Il soutient que, par une décision de la commission de médiation de Paris en date du 19 septembre 2019, il a été désigné prioritaire et devant être logée en urgence ; que, toutefois, aucune offre effective tenant compte de ses besoins et capacités ne lui a été faite dans le délai de six mois à compter de cette décision.
La requête a été communiquée au préfet de la région d'Île-de-France, préfet de Paris qui n'a pas présenté d'observations en défense.
Par un courrier du greffe du 24 octobre 2023, le requérant a été invité, en application de l'article R. 612-1 du code de justice administrative, à régulariser, à peine d'irrecevabilité, ses conclusions à fin d'indemnisation du préjudice qu'il estime avoir subi, qui soulèvent un litige distinct, en les présentant par requête distincte dans un délai de quinze jours.
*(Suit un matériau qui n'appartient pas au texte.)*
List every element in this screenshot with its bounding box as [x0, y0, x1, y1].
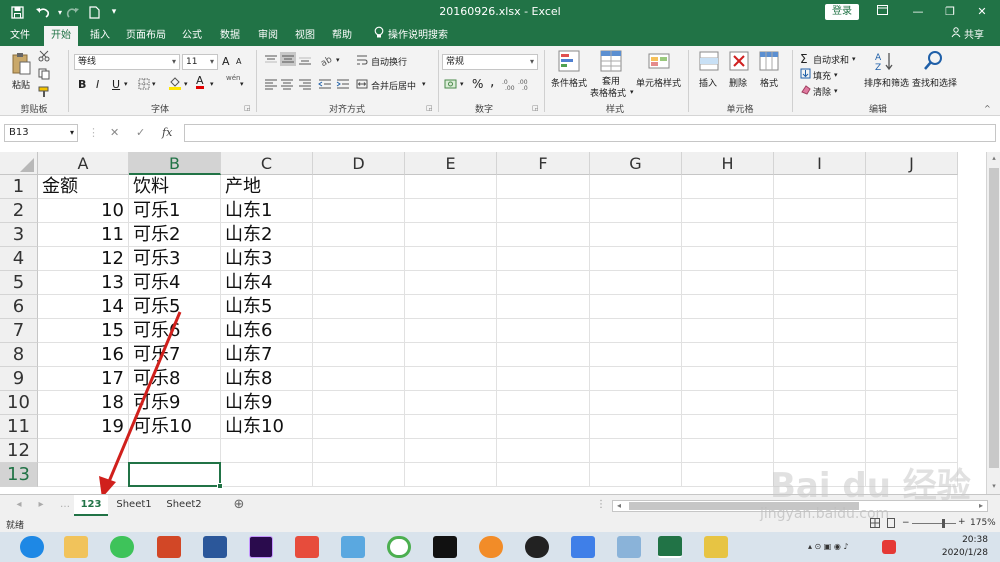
watermark-url: jingyan.baidu.com [760, 506, 890, 522]
prev-sheet-icon[interactable]: ◂ [12, 495, 26, 516]
tray-icons[interactable]: ▴ ⊙ ▣ ◉ ♪ [808, 542, 849, 551]
clock-date: 2020/1/28 [941, 548, 988, 558]
wechat-icon[interactable] [110, 536, 134, 558]
app-icon[interactable] [295, 536, 319, 558]
powerpoint-icon[interactable] [157, 536, 181, 558]
app-icon[interactable] [479, 536, 503, 558]
qq-icon[interactable] [525, 536, 549, 558]
browser-icon[interactable] [20, 536, 44, 558]
chrome-icon[interactable] [387, 536, 411, 558]
sheet-tab-sheet1[interactable]: Sheet1 [110, 495, 158, 516]
windows-taskbar: ▴ ⊙ ▣ ◉ ♪ 20:38 2020/1/28 [0, 532, 1000, 562]
premiere-icon[interactable] [249, 536, 273, 558]
clock-time: 20:38 [962, 535, 988, 545]
zoom-in-button[interactable]: + [958, 517, 966, 527]
scroll-right-icon[interactable]: ▸ [975, 501, 987, 511]
scrollbar-thumb[interactable] [989, 168, 999, 468]
scroll-down-icon[interactable]: ▾ [989, 482, 999, 492]
zoom-level[interactable]: 175% [970, 518, 996, 528]
app-icon[interactable] [571, 536, 595, 558]
sheet-tab-123[interactable]: 123 [74, 495, 108, 516]
add-sheet-button[interactable]: ⊕ [230, 495, 248, 516]
sogou-icon[interactable] [882, 540, 896, 554]
more-options-icon: ⋮ [596, 499, 606, 510]
sheet-nav-more-icon[interactable]: … [58, 495, 72, 516]
notes-icon[interactable] [704, 536, 728, 558]
status-ready: 就绪 [6, 521, 25, 531]
excel-icon[interactable] [658, 536, 682, 558]
word-icon[interactable] [203, 536, 227, 558]
scroll-left-icon[interactable]: ◂ [613, 501, 625, 511]
app-icon[interactable] [617, 536, 641, 558]
next-sheet-icon[interactable]: ▸ [34, 495, 48, 516]
sheet-tab-sheet2[interactable]: Sheet2 [160, 495, 208, 516]
clock[interactable]: 20:38 2020/1/28 [942, 534, 988, 560]
file-explorer-icon[interactable] [64, 536, 88, 558]
scroll-up-icon[interactable]: ▴ [989, 154, 999, 164]
app-icon[interactable] [341, 536, 365, 558]
video-editor-icon[interactable] [433, 536, 457, 558]
vertical-scrollbar[interactable]: ▴ ▾ [986, 152, 1000, 494]
zoom-out-button[interactable]: − [902, 518, 910, 528]
watermark-logo: Bai du 经验 [770, 466, 971, 506]
zoom-slider-handle[interactable] [942, 519, 945, 528]
zoom-slider[interactable] [912, 519, 956, 528]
Par une ordonnance du 26 octobre 2023, prise en application de l'article L. 441-2-3-1 du code de la construction et de l'habitation, la clôture d'instruction a été fixée au 30 novembre 2023 et les parties en ont été régulièrement informées.
Vu les autres pièces du dossier.
Vu :
- le code de la construction et de l'habitation ;
- la loi n° 91-647 du 10 juillet 1991 ;
- le code de justice administrative.
Le président du tribunal a désigné Mme A en application de l'article R. 778-1 du code de justice administrative.
Considérant ce qui suit :
1. Aux termes de l'article R. 222-1 du code de justice administrative : " Les présidents de tribunal administratif (), les présidents de formation de jugement des tribunaux () peuvent, par ordonnance : / () 3° Constater qu'il n'y a pas lieu de statuer sur une requête ; / 4º Rejeter les requêtes manifestement irrecevables, lorsque () la juridiction n'est pas tenue d'inviter leur auteur à les régulariser (). ".
Sur la demande d'aide juridictionnelle provisoire :
2. Aux termes de l'article 20 de la loi du 10 juillet 1991 relative à l'aide juridique : " Dans les cas d'urgence (), l'admission provisoire à l'aide juridictionnelle peut être prononcée soit par le président du bureau ou de la section compétente du bureau d'aide juridictionnelle, soit par la juridiction compétente ou son président ".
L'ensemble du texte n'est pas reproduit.